- Born: Guy Warner Vaughan August 15, 1884 Bayshore, New York, U.S.
- Died: November 21, 1966 (aged 82) New Rochelle, New York, U.S.

Champ Car career
- 1 race run over 1 year
- Best finish: 5th (1905)
- First race: 1905 Morris Park Race #1 (Morris Park)
| Wins | Podiums | Poles |
| 0 | 1 | 0 |

= Guy Vaughan =

American racing driver (1884–1966)

Guy Warner Vaughan (often seen as Vaughn; August 15, 1884 – November 21, 1966) was an American racing driver and industrialist who served as the president of Curtiss-Wright from 1935 to 1949.

== Biography ==

Born in Bayshore, New York, Vaughan completed his education at New Rochelle High School in 1898.
Vaughan's career began with the automobile manufacturer Desberon, complemented by continued education through mail-order courses. He later transitioned to the Standard Automobile Company. Vaughan participated in the inaugural AAA Championship car season in 1905, competing in the first-ever Championship event at Morris Park Racecourse in the Bronx. He was notable for his successes in long-distance races. In 1908, he finished third in the First American International Road Race, held in Briarcliff Manor, New York.

After the First World War, Vaughan joined Curtiss, initially as an aviation quality manager. The company was later renamed Curtiss-Wright. Vaughan ascended to vice president by 1925, and was appointed president and chairman in 1935. His tenure saw the development of the Wright Whirlwind J-6 engine, utilized by Charles Lindbergh, and the Wright Cyclone engine series, which powered DC-1 aircraft.

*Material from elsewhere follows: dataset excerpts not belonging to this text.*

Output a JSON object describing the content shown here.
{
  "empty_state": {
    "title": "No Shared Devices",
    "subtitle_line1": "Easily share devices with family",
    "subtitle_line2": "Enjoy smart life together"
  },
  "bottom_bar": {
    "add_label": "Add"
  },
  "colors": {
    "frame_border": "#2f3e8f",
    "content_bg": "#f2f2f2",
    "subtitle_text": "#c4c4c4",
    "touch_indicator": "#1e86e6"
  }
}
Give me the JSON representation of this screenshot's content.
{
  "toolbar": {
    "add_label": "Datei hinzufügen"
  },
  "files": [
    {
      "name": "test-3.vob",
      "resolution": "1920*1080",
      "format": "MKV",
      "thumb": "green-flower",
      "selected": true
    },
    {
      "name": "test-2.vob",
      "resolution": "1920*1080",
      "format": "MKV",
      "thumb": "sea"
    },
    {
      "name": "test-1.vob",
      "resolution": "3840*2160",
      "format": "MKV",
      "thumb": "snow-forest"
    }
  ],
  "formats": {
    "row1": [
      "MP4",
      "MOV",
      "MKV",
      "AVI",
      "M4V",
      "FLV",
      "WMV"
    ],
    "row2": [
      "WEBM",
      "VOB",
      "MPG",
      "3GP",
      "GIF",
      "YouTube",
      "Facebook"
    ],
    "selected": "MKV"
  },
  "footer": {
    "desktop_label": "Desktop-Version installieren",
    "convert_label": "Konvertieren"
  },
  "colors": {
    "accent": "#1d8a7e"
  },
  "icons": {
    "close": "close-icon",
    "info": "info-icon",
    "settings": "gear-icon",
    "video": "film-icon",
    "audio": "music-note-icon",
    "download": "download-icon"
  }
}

During the Second World War, Vaughan dramatically increased production capabilities, expanding from four to seventeen plants. During the war, Curtiss-Wright manufactured nearly 150,000 engines and propellers, alongside more than 25,000 aircraft. Under Vaughan's leadership, company sales surged from $11 million in 1933 to $128 million by 1949, the year of his retirement.